The Flaming Forest
- Author: James Oliver Curwood
- Language: English
- Genre: Adventure
- Published: 1921
- Publisher: Cosmopolitan Book Corporation
- OCLC: 592260

= The Flaming Forest (novel) =

1921 novel

The Flaming Forest is a 1921 wilderness adventure novel by James Oliver Curwood. Its protagonist, Royal Northwest Mounted Police sergeant David Carrigan, pursues the outlaw Black Roger Audemard through the Canadian wilderness. The book features themes of pursuit, danger, moral conflict, and rugged frontier survival, with a romantic subplot involving Jeanne Marie‑Anne Boulain.

The Flaming Forest was popular in the early 20th century and is an example of the era's mass‑market adventure fiction. The novel is public domain and widely available.

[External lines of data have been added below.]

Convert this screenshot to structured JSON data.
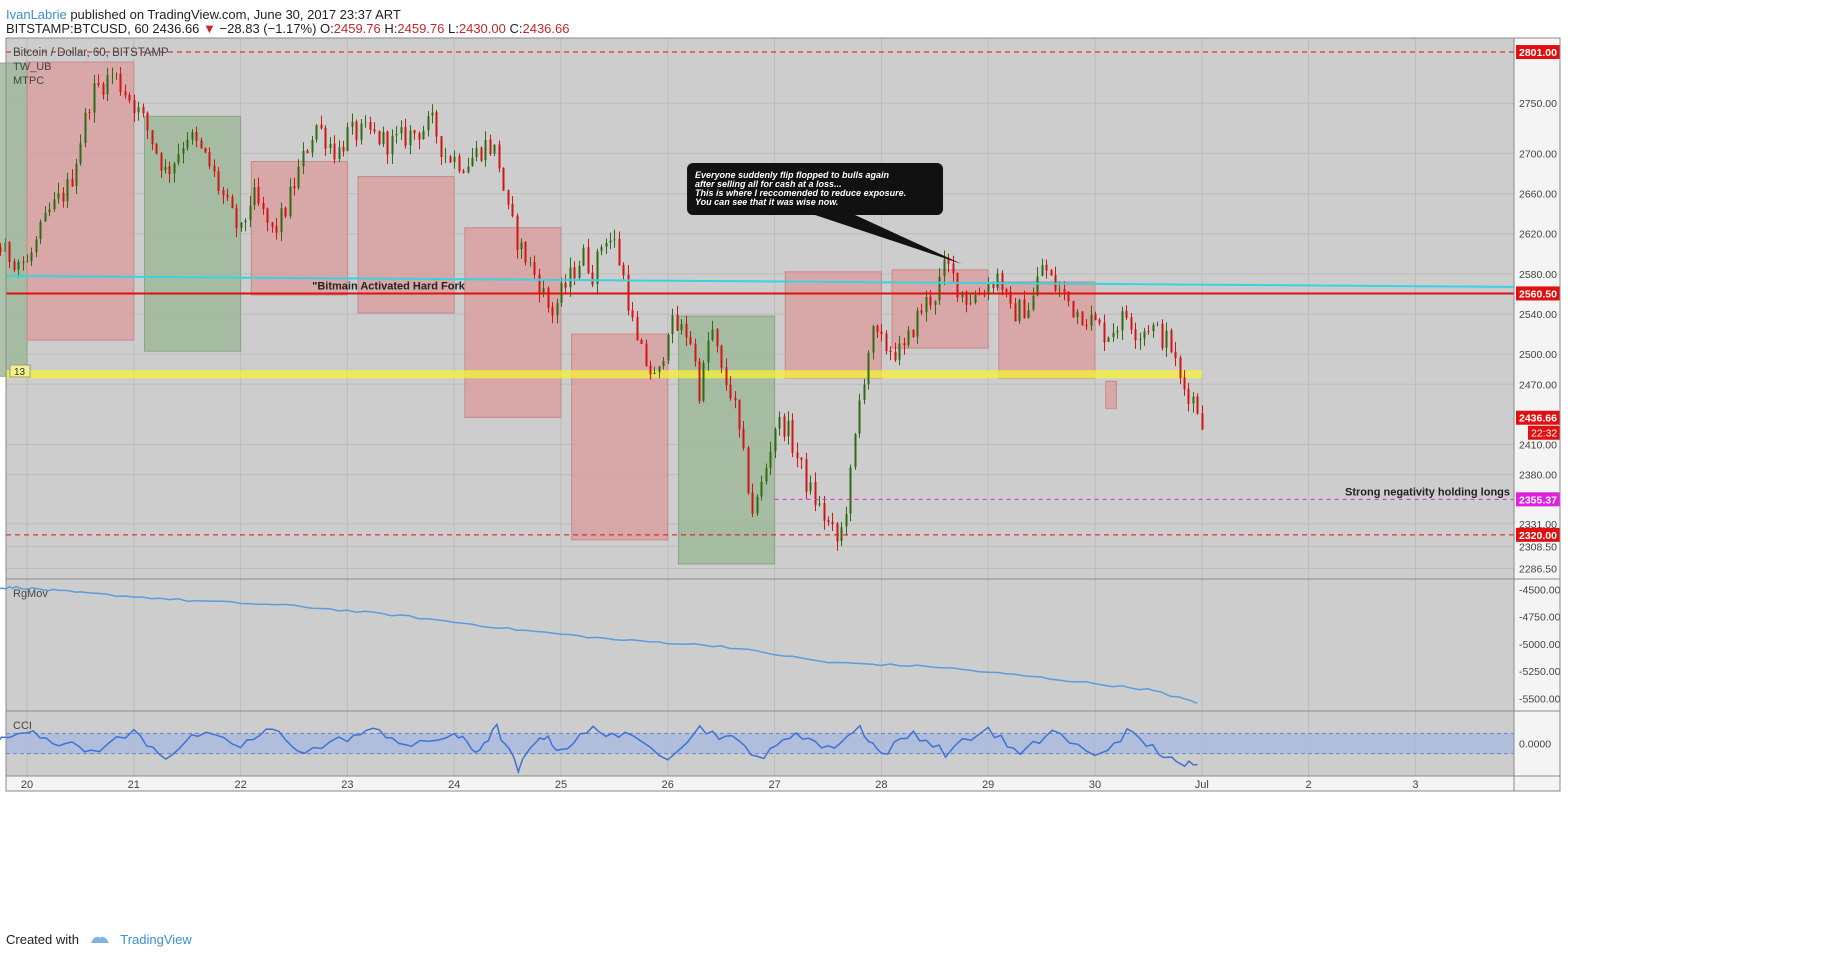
{
  "header": {
    "author": "IvanLabrie",
    "published_text": " published on TradingView.com, June 30, 2017 23:37 ART"
  },
  "quote": {
    "symbol": "BITSTAMP:BTCUSD, 60",
    "last": "2436.66",
    "change": "−28.83 (−1.17%)",
    "open_label": "O:",
    "open": "2459.76",
    "high_label": "H:",
    "high": "2459.76",
    "low_label": "L:",
    "low": "2430.00",
    "close_label": "C:",
    "close": "2436.66"
  },
  "footer": {
    "created_with": "Created with",
    "brand": "TradingView"
  },
  "colors": {
    "bg": "#cdcdcd",
    "up": "#2e6b12",
    "down": "#d21414",
    "green_box": "#9fb89a",
    "red_box": "#d9a0a0",
    "cyan": "#37d3e0",
    "support_red": "#e01010",
    "yellow": "#f2ef3c",
    "magenta": "#e020e0",
    "indicator": "#5b9bde"
  },
  "chart_data": [
    {
      "type": "candlestick",
      "title": "Bitcoin / Dollar, 60, BITSTAMP",
      "studies": [
        "TW_UB",
        "MTPC"
      ],
      "x_ticks": [
        "20",
        "21",
        "22",
        "23",
        "24",
        "25",
        "26",
        "27",
        "28",
        "29",
        "30",
        "Jul",
        "2",
        "3"
      ],
      "y_ticks": [
        "2750.00",
        "2700.00",
        "2660.00",
        "2620.00",
        "2580.00",
        "2540.00",
        "2500.00",
        "2470.00",
        "2410.00",
        "2380.00",
        "2331.00",
        "2308.50",
        "2286.50"
      ],
      "ylim": [
        2276,
        2815
      ],
      "close_path": [
        [
          19.0,
          2535
        ],
        [
          19.2,
          2600
        ],
        [
          19.4,
          2650
        ],
        [
          19.6,
          2620
        ],
        [
          19.8,
          2600
        ],
        [
          20.0,
          2590
        ],
        [
          20.2,
          2640
        ],
        [
          20.4,
          2670
        ],
        [
          20.6,
          2760
        ],
        [
          20.8,
          2780
        ],
        [
          21.0,
          2750
        ],
        [
          21.1,
          2730
        ],
        [
          21.3,
          2680
        ],
        [
          21.5,
          2720
        ],
        [
          21.7,
          2690
        ],
        [
          21.9,
          2640
        ],
        [
          22.0,
          2620
        ],
        [
          22.1,
          2660
        ],
        [
          22.3,
          2620
        ],
        [
          22.4,
          2640
        ],
        [
          22.6,
          2700
        ],
        [
          22.7,
          2730
        ],
        [
          22.9,
          2700
        ],
        [
          23.0,
          2720
        ],
        [
          23.2,
          2720
        ],
        [
          23.4,
          2710
        ],
        [
          23.6,
          2720
        ],
        [
          23.8,
          2730
        ],
        [
          23.9,
          2700
        ],
        [
          24.1,
          2690
        ],
        [
          24.3,
          2710
        ],
        [
          24.4,
          2700
        ],
        [
          24.5,
          2640
        ],
        [
          24.6,
          2610
        ],
        [
          24.8,
          2570
        ],
        [
          24.9,
          2540
        ],
        [
          25.0,
          2560
        ],
        [
          25.2,
          2600
        ],
        [
          25.3,
          2580
        ],
        [
          25.4,
          2620
        ],
        [
          25.5,
          2610
        ],
        [
          25.6,
          2570
        ],
        [
          25.7,
          2510
        ],
        [
          25.9,
          2470
        ],
        [
          26.0,
          2530
        ],
        [
          26.2,
          2520
        ],
        [
          26.3,
          2460
        ],
        [
          26.4,
          2530
        ],
        [
          26.5,
          2480
        ],
        [
          26.6,
          2460
        ],
        [
          26.7,
          2400
        ],
        [
          26.8,
          2340
        ],
        [
          26.9,
          2380
        ],
        [
          27.0,
          2430
        ],
        [
          27.1,
          2430
        ],
        [
          27.2,
          2400
        ],
        [
          27.3,
          2370
        ],
        [
          27.5,
          2330
        ],
        [
          27.6,
          2310
        ],
        [
          27.7,
          2370
        ],
        [
          27.8,
          2460
        ],
        [
          27.9,
          2520
        ],
        [
          28.0,
          2510
        ],
        [
          28.2,
          2500
        ],
        [
          28.3,
          2530
        ],
        [
          28.4,
          2550
        ],
        [
          28.5,
          2560
        ],
        [
          28.6,
          2590
        ],
        [
          28.7,
          2570
        ],
        [
          28.8,
          2555
        ],
        [
          28.9,
          2560
        ],
        [
          29.0,
          2570
        ],
        [
          29.1,
          2580
        ],
        [
          29.2,
          2540
        ],
        [
          29.4,
          2550
        ],
        [
          29.5,
          2590
        ],
        [
          29.6,
          2570
        ],
        [
          29.7,
          2560
        ],
        [
          29.8,
          2545
        ],
        [
          29.9,
          2540
        ],
        [
          30.0,
          2530
        ],
        [
          30.1,
          2520
        ],
        [
          30.3,
          2540
        ],
        [
          30.4,
          2520
        ],
        [
          30.5,
          2530
        ],
        [
          30.7,
          2510
        ],
        [
          30.8,
          2470
        ],
        [
          30.9,
          2460
        ],
        [
          31.0,
          2436.66
        ]
      ],
      "zones": [
        {
          "kind": "green",
          "x": [
            19.1,
            20.0
          ],
          "y": [
            2478,
            2790
          ]
        },
        {
          "kind": "red",
          "x": [
            20.0,
            21.0
          ],
          "y": [
            2514,
            2791
          ]
        },
        {
          "kind": "green",
          "x": [
            21.1,
            22.0
          ],
          "y": [
            2503,
            2737
          ]
        },
        {
          "kind": "red",
          "x": [
            22.1,
            23.0
          ],
          "y": [
            2559,
            2692
          ]
        },
        {
          "kind": "red",
          "x": [
            23.1,
            24.0
          ],
          "y": [
            2541,
            2677
          ]
        },
        {
          "kind": "red",
          "x": [
            24.1,
            25.0
          ],
          "y": [
            2437,
            2626
          ]
        },
        {
          "kind": "red",
          "x": [
            25.1,
            26.0
          ],
          "y": [
            2315,
            2520
          ]
        },
        {
          "kind": "green",
          "x": [
            26.1,
            27.0
          ],
          "y": [
            2291,
            2538
          ]
        },
        {
          "kind": "red",
          "x": [
            27.1,
            28.0
          ],
          "y": [
            2476,
            2582
          ]
        },
        {
          "kind": "red",
          "x": [
            28.1,
            29.0
          ],
          "y": [
            2506,
            2584
          ]
        },
        {
          "kind": "red",
          "x": [
            29.1,
            30.0
          ],
          "y": [
            2476,
            2572
          ]
        },
        {
          "kind": "red",
          "x": [
            30.1,
            30.2
          ],
          "y": [
            2446,
            2473
          ]
        }
      ],
      "lines": [
        {
          "kind": "dashed-red",
          "y": 2801.0,
          "label": "2801.00"
        },
        {
          "kind": "solid-red",
          "y": 2560.5,
          "label": "2560.50"
        },
        {
          "kind": "dashed-red",
          "y": 2320.0,
          "label": "2320.00"
        },
        {
          "kind": "dashed-magenta",
          "y": 2355.37,
          "label": "2355.37",
          "from_x": 27.0
        },
        {
          "kind": "cyan-trend",
          "y_start": 2578,
          "y_end": 2567
        },
        {
          "kind": "yellow-band",
          "y": [
            2476,
            2484
          ]
        }
      ],
      "price_label": {
        "value": "2436.66",
        "countdown": "22:32"
      },
      "yellow_badge": "13",
      "annotations": {
        "fork": "\"Bitmain Activated Hard Fork",
        "negativity": "Strong negativity holding longs",
        "callout": [
          "Everyone suddenly flip flopped to bulls again",
          "after selling all for cash at a loss...",
          "This is where I reccomended to reduce exposure.",
          "You can see that it was wise now."
        ]
      }
    },
    {
      "type": "line",
      "title": "RgMov",
      "y_ticks": [
        "-4500.00",
        "-4750.00",
        "-5000.00",
        "-5250.00",
        "-5500.00"
      ],
      "ylim": [
        -5580,
        -4440
      ],
      "x": [
        19.0,
        19.5,
        19.9,
        20.5,
        21.5,
        22.5,
        23.5,
        24.5,
        25.5,
        26.5,
        27.5,
        28.5,
        29.5,
        30.5,
        31.0
      ],
      "values": [
        -4490,
        -4500,
        -4480,
        -4530,
        -4600,
        -4650,
        -4740,
        -4860,
        -4960,
        -5020,
        -5170,
        -5210,
        -5310,
        -5420,
        -5550
      ]
    },
    {
      "type": "line",
      "title": "CCI",
      "y_ticks": [
        "0.0000"
      ],
      "ylim": [
        -300,
        300
      ],
      "band": [
        -100,
        100
      ],
      "x": [
        19.0,
        19.3,
        19.6,
        20.0,
        20.3,
        20.6,
        21.0,
        21.3,
        21.6,
        22.0,
        22.3,
        22.6,
        23.0,
        23.3,
        23.6,
        24.0,
        24.2,
        24.4,
        24.6,
        24.8,
        25.0,
        25.3,
        25.6,
        26.0,
        26.3,
        26.6,
        26.9,
        27.2,
        27.5,
        27.8,
        28.0,
        28.3,
        28.6,
        29.0,
        29.3,
        29.6,
        30.0,
        30.3,
        30.6,
        30.8,
        31.0
      ],
      "values": [
        60,
        120,
        -60,
        150,
        10,
        -80,
        110,
        -130,
        90,
        -20,
        140,
        -90,
        60,
        130,
        -40,
        100,
        -80,
        150,
        -260,
        90,
        -60,
        140,
        70,
        -120,
        150,
        40,
        -140,
        120,
        -60,
        160,
        -110,
        110,
        -90,
        150,
        -120,
        130,
        -140,
        110,
        -80,
        -230,
        -150
      ]
    }
  ]
}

It was adapted to a Metro-Goldwyn-Mayer silent drama feature film of the same name in 1926. It was directed by pioneering director Reginald Barker and stars Antonio Moreno and Renée Adorée.

==Plot summary==
Sergeant David Carrigan of the Royal Northwest Mounted Police is ambushed while tracking the criminal Black Roger Audemard in the northern Canadian wilderness. Wounded and left for dead, Carrigan is rescued by Jeanne Marie‑Anne Boulain, a mysterious young woman who appears to be connected to the outlaw he is pursuing. As Carrigan recovers, he becomes entangled in a conflict involving frontier justice, hidden loyalties, and the harsh conditions of the northern forests. His pursuit of Audemard leads him through remote settlements, forest fires, and shifting alliances, ultimately forcing him to choose between his duty as a Mountie and his growing feelings for Jeanne.